Affording to live here is already hard enough. Why are we being punished even more? Gov. Gavin Newsom has had a big year advocating for and passing housing rights-related bills statewide. This will help Californians build more housing in the future, which is great. But those of us living here right now need his help in blocking this unfair surcharge.

For Newsom to truly be a champion of equity and tenant protections, the stories of millions of renters like me (and perhaps you) should be at the forefront of the utility tax debate. In the midst of our ongoing cost-of-living crisis, it is crucial that our state leaders do not further exacerbate the difficulties of renting.

Here’s what’s at stake: Californians already shoulder some of the highest electricity rates in the country. Yet millions of people will be forced to pay higher bills. While the increase is not targeted only at renters, it will disproportionately impact us, since we typically live in smaller dwellings and consume less electricity. That means that under the latest CPUC proposal, a single tenant making $40,000 per year would pay a utility tax of $24 per month to PG&E—regardless of how much electricity they use.

This is all because California politicians jammed through a law, AB 205, in 2022 that didn’t have any public scrutiny or debate. The specter of the utility tax further exacerbates the financial strain on working families who are trying to make ends meet. It's a situation where, for many, every dollar counts, and stretching budgets is a daily struggle. Given how many politicians say they are looking out for renters, I’m amazed how they justified voting for this hypocrisy.

The landscape of rental housing in Northern California paints a stark and unyielding picture, representing a hurdle for working people. Rent prices consistently surpass the national average, making it exceedingly difficult for renters to make ends meet. Whether you're living in a small apartment or a modestly sized condo, the burden of high rental costs is acutely felt.

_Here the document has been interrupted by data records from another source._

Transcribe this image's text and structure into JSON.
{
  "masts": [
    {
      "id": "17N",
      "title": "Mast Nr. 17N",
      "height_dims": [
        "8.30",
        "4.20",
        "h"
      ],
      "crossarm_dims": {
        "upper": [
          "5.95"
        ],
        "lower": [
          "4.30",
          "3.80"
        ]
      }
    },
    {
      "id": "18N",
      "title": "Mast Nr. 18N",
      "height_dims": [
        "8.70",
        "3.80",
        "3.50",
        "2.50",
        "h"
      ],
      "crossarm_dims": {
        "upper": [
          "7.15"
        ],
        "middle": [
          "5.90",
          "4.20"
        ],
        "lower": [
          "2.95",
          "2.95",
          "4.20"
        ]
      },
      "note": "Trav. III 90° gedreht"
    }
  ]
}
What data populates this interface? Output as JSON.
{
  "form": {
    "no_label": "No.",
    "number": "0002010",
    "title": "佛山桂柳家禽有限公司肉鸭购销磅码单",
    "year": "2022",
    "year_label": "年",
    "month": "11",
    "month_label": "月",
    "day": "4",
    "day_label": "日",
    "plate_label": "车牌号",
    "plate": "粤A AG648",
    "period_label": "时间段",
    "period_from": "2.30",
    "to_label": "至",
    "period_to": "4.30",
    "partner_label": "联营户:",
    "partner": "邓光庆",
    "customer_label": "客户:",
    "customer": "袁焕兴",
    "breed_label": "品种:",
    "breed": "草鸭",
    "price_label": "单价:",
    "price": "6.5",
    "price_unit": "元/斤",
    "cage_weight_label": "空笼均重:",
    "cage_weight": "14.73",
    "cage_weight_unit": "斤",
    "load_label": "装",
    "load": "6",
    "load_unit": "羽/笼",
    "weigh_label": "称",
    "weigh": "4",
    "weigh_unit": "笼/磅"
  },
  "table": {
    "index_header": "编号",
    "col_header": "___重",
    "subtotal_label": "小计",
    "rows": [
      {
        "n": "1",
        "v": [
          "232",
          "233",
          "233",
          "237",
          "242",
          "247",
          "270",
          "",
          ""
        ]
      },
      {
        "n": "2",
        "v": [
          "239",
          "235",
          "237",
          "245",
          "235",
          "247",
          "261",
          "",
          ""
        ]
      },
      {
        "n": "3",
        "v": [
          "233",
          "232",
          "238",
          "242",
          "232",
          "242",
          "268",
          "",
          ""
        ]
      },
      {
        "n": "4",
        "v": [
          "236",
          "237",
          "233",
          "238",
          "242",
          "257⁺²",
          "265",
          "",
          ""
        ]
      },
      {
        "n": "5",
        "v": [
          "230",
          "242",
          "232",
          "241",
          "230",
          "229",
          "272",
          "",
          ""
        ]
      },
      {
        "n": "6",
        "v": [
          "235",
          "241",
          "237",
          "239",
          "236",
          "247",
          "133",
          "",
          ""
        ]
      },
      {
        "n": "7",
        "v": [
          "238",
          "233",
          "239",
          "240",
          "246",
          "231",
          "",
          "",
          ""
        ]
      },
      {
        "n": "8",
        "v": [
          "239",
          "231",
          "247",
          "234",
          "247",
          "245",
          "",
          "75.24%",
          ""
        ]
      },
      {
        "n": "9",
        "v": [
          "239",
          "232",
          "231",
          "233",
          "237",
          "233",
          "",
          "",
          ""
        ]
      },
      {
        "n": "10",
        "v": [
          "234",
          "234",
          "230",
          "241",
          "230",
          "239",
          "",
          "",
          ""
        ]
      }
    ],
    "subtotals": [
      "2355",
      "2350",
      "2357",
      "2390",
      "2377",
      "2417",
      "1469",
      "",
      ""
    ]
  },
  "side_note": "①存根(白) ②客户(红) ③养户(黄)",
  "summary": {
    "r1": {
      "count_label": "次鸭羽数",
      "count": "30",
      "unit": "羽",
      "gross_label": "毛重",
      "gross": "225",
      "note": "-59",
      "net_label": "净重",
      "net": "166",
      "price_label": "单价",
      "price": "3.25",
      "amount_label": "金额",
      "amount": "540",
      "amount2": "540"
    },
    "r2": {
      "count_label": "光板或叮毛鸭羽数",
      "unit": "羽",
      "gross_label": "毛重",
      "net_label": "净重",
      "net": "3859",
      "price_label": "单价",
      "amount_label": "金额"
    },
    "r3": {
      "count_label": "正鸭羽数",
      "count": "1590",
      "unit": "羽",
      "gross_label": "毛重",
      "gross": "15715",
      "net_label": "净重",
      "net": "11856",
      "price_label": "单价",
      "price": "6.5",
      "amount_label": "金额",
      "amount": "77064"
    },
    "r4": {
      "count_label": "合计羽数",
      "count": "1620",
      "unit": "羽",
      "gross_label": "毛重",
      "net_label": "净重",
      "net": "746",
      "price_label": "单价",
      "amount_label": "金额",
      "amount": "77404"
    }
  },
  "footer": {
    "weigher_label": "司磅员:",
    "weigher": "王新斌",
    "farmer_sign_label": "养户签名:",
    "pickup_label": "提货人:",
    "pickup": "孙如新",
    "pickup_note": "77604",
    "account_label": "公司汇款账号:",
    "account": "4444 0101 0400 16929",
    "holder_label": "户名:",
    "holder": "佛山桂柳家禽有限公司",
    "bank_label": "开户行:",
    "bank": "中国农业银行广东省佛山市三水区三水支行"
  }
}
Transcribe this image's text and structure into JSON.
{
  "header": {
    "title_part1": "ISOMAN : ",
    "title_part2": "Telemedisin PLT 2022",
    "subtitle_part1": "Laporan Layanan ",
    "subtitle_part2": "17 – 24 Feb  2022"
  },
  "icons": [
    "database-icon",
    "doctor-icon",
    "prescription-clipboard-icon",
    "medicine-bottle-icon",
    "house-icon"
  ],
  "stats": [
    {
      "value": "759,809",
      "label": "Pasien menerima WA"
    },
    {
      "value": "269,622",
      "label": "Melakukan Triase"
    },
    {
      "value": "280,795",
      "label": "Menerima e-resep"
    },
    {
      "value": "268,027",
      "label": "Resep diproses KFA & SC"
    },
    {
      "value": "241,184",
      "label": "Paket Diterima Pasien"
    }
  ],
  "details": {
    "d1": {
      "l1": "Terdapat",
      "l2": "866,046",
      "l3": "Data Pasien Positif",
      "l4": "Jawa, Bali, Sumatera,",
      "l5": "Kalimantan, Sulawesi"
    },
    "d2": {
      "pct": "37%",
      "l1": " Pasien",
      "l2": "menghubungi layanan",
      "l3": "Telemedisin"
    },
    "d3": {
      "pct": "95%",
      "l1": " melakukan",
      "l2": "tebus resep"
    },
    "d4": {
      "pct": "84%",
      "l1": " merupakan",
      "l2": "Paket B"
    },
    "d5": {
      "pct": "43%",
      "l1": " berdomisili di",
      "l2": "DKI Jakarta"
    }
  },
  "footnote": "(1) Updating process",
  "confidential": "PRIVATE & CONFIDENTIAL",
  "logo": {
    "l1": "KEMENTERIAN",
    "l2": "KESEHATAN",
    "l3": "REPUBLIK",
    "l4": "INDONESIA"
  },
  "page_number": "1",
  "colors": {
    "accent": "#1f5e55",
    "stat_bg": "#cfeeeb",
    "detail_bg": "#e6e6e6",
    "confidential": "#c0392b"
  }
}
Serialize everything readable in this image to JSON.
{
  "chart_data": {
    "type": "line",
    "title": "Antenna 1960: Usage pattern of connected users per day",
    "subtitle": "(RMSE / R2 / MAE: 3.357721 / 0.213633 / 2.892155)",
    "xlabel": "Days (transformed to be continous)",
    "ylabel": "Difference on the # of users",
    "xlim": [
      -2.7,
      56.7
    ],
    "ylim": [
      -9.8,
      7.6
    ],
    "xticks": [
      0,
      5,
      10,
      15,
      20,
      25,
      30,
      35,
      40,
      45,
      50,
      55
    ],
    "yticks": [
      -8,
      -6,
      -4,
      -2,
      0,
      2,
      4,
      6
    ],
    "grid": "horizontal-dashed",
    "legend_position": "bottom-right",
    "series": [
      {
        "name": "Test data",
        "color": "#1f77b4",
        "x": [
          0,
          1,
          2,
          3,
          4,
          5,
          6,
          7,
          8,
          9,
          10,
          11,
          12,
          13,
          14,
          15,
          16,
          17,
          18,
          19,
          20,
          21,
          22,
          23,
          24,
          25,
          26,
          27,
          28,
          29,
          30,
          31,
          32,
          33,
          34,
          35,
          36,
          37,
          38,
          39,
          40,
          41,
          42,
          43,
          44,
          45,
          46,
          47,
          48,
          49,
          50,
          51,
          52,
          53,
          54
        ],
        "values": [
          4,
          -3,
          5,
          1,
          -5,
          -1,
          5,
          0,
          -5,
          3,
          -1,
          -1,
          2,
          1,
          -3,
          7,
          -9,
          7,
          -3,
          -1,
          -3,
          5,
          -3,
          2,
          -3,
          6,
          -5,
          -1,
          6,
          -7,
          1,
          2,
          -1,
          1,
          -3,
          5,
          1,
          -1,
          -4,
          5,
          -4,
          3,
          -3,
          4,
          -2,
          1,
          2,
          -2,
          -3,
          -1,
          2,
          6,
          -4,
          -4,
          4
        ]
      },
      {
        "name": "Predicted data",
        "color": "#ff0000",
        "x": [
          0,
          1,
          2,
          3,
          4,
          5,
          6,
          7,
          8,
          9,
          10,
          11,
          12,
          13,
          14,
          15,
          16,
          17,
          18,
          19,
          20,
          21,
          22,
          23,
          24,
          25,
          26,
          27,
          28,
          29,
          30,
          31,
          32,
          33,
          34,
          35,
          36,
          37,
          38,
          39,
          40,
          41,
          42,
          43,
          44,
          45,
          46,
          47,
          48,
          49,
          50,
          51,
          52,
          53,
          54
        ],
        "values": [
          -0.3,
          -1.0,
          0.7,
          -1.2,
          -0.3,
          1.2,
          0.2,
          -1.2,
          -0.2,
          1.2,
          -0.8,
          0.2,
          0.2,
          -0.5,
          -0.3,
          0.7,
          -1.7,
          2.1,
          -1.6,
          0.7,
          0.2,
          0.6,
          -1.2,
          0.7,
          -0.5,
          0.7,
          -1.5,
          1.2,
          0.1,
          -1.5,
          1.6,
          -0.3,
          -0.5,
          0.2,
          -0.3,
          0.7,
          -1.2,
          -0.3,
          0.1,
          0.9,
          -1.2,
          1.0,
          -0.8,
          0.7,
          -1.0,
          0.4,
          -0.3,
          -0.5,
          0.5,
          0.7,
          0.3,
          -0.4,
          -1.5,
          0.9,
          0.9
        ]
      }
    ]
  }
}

Proponents of the utility tax argue that it will reduce expenses for low-income families, but this argument paints an incomplete picture. While customers enrolled in the California Alternate Rates for Energy (CARE) and Family Electric Rate Assistance (FERA) programs may experience modest and short-term reductions in their utility bills, millions of residents living in apartments, condos and smaller homes who fall above the eligibility threshold for these programs will face increases in their utility bills. Don’t just take my word for it. Nick Chaset, who runs a Community Choice Aggregation in the East Bay called Ava Community Energy, did modeling that found that bills would go up for most people in their service territory. 

To make matters even worse, the state Legislature “uncapped” what utilities are allowed to charge, meaning that this utility tax will only go up. This is a concerning reality for a substantial number of working households across California. We unfortunately have seen a long track record, from wildfires to rate hikes, to its ongoing cold war with the city, that PG&E is a powerful monopoly that, in the long run, always gets what it wants. 

The only solution is for the Legislature to fix what it broke and repeal the utility tax provision of AB 205. Assemblymember Jacqui Irwin introduced AB 1999 in January to do just this. I urge other legislators and Newsom to take Irwin’s legislation seriously. Otherwise, we’re just writing a blank check for PG&E to cash at the expense of working people and renters like me. The Legislature created this mess. If lawmakers really want to protect and champion renters, now is the time for them to clean it up.

Shanti Singh is a San Francisco renter who is legislative and communications director of Tenants Together, where she advocates for tenants rights.